Table 1. Finger differentiation accuracy for users identifying contact of digital twin fingers using vibration (V) and normal displacement (ND) feedback. (a) Individual finger accuracy. (b) Exact combination accuracy.

Point of subjective equality results, shown in Fig. 4(right), reveal that user ability to interpret tangential position is accurate to within \({\pm }20\%\) when multiple modules are active. Unfortunately, module 4 suffered electronic failure during evaluation, so results for it are only present for two users. PSE for remaining modules follows a similar pattern to previous results; the anterior region of the forearm is more sensitive to stimuli, which may account for user over-estimation of tangential position in modules located in these regions, while the reverse is true for modules located toward the less sensitive posterior regions. It is hypothesised that PSE results could be improved by increasing the travel of the linear drive, and improving the geometry of the servo arm to contact more skin.

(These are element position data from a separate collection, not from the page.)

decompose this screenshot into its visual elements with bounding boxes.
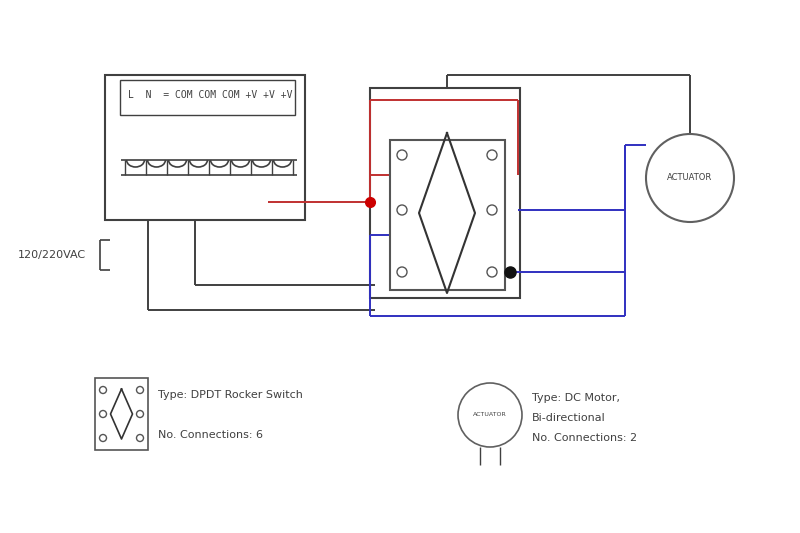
- Bar: [390, 140, 505, 290]
- Circle shape: [137, 410, 143, 417]
- Circle shape: [646, 134, 734, 222]
- Circle shape: [487, 205, 497, 215]
- Text: ACTUATOR: ACTUATOR: [473, 413, 507, 417]
- Text: Type: DC Motor,: Type: DC Motor,: [532, 393, 620, 403]
- Bar: [95, 378, 148, 450]
- Circle shape: [458, 383, 522, 447]
- Circle shape: [99, 434, 106, 441]
- Circle shape: [137, 434, 143, 441]
- Circle shape: [487, 267, 497, 277]
- Circle shape: [99, 386, 106, 393]
- Circle shape: [137, 386, 143, 393]
- Text: ACTUATOR: ACTUATOR: [667, 174, 713, 182]
- Text: Type: DPDT Rocker Switch: Type: DPDT Rocker Switch: [158, 390, 303, 400]
- Circle shape: [487, 150, 497, 160]
- Circle shape: [397, 267, 407, 277]
- Bar: [120, 80, 295, 115]
- Bar: [105, 75, 305, 220]
- Text: 120/220VAC: 120/220VAC: [18, 250, 86, 260]
- Circle shape: [99, 410, 106, 417]
- Text: No. Connections: 2: No. Connections: 2: [532, 433, 637, 443]
- Text: L  N  = COM COM COM +V +V +V: L N = COM COM COM +V +V +V: [128, 90, 293, 100]
- Circle shape: [397, 205, 407, 215]
- Circle shape: [397, 150, 407, 160]
- Text: No. Connections: 6: No. Connections: 6: [158, 430, 263, 440]
- Text: Bi-directional: Bi-directional: [532, 413, 606, 423]
- Bar: [370, 88, 520, 298]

5 Conclusion and Future Work

In this work, we have presented a haptic feedback armband that is capable of rendering sensory aspects of touch and proprioception of a prosthetic hand. User evaluation revealed that JND of normal displacement feedback and tangential position feedback is highest on the anterior regions of the upper arm, dropping significantly in non-glabrous regions at the posterior of the upper arm. Using normal displacement to translate contact force supplements vibration-rendered touch sensation and greatly improves user ability to identify exact fingers in contact with objects. Users were able to resolve tangential position to within a noticeable difference as little as 2.0 mm for a single finger, but PSE results indicate that improvements are required to relay accurate position information to the user. Alternative designs investigating a larger range of motion, improved reliability of the linear drive, and different roller geometries should be considered.